Effects of the PKC and Pho85p-Pho80p phosphorylation site mutations on the abundance and location of Pah1p and TAG content. The indicated wild type and phosphorylation site mutant forms of Pah1p were expressed in pah1Δ and pah1Δ nem1Δ cells. A, cell extracts were prepared from late exponential phase cells (A_{600 nm} ∼ 0.8) and used for Western blot analysis using anti-Pah1p and anti-Pgk1p (loading control) antibodies. The levels of Pah1p and Pgk1p were quantified with ImageQuant software. The relative amount of Pah1p/Pgk1p of the wild type enzyme was arbitrarily set at 100%. B, cell extracts were fractionated into the cytosol and membrane fractions by centrifugation.
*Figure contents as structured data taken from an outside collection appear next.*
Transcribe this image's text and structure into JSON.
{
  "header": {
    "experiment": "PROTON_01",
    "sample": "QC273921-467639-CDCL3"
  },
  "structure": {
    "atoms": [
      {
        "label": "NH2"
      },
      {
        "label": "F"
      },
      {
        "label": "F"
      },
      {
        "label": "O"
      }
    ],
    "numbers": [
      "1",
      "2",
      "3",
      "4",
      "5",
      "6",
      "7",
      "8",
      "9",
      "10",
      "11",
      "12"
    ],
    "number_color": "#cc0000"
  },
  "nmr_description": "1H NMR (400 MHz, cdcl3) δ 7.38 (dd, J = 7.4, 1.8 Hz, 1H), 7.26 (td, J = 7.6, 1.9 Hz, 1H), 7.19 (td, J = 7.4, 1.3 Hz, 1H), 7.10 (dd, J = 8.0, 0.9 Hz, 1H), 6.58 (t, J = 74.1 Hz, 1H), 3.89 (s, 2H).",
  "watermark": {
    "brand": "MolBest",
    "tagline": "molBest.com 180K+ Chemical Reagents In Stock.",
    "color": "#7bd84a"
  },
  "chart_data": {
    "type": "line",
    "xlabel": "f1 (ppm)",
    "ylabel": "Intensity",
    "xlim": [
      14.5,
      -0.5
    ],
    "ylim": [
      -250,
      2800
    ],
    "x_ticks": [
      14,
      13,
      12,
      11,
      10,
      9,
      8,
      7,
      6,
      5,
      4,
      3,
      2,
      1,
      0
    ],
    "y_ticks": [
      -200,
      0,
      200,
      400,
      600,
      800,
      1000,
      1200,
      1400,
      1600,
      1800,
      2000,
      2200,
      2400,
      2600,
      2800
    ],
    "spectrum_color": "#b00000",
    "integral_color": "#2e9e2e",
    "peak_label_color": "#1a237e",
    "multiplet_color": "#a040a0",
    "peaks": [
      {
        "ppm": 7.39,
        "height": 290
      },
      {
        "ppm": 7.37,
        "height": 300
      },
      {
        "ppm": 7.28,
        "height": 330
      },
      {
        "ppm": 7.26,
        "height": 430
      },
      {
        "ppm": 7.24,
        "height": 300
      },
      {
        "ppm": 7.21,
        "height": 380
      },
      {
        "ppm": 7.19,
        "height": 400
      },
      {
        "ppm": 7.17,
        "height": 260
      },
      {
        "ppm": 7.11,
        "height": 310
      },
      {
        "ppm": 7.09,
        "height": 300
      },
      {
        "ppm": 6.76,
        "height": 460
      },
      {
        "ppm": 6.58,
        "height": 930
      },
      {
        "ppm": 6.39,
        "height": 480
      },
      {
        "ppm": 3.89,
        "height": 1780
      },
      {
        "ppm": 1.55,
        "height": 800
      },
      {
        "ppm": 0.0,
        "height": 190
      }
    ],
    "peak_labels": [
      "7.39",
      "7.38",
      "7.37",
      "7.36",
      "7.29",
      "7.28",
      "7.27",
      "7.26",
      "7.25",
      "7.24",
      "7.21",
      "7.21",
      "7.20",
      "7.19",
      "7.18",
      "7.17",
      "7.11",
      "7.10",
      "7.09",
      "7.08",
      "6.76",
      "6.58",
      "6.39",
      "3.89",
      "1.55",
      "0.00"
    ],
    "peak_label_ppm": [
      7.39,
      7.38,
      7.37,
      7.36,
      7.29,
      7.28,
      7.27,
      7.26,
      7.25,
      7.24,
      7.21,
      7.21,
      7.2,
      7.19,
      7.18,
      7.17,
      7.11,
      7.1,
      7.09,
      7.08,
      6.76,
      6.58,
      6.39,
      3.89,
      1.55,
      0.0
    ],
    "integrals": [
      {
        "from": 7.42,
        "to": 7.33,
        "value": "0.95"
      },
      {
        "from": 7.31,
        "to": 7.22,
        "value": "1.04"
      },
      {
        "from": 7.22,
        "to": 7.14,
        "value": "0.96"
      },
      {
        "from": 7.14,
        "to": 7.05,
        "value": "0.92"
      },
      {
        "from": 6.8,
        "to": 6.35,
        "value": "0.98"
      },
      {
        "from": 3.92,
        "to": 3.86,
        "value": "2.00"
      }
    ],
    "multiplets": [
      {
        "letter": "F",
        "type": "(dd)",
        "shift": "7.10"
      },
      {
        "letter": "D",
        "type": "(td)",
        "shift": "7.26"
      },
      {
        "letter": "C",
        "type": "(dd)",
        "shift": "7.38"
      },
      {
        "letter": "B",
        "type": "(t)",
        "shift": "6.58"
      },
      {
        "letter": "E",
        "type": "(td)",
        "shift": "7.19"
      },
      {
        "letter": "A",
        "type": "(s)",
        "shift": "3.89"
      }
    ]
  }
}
The membrane fraction was resuspended in the same volume as the cytosol fraction, and equal volumes of the fractions were subjected to Western blot analysis using anti-Pah1p, anti-Pgk1p (cytosol marker), and anti-phosphatidylserine synthase (endoplasmic reticulum marker) antibodies. As described previously (100), the Western blot analysis for the marker proteins indicated highly enriched cytosol and membrane fractions. The relative amounts of cytosolic and membrane-associated Pah1p were determined for the wild type and phosphorylation site mutant forms of the enzyme by ImageQuant analysis of the data. Each data point represents the average of four experiments ±S.D. (error bars). C, cultures were grown to the stationary phase (A_{600 nm} ∼ 3) in the medium containing [2-¹⁴C]acetate (1 μCi/ml) to label lipids. The lipids were extracted and separated by one-dimensional TLC, and the phosphorimages were subjected to ImageQuant analysis. The percentages shown for TAG were normalized to the total ¹⁴C-labeled chloroform-soluble fraction. Each data point represents the average of three experiments ±S.D. (error bars).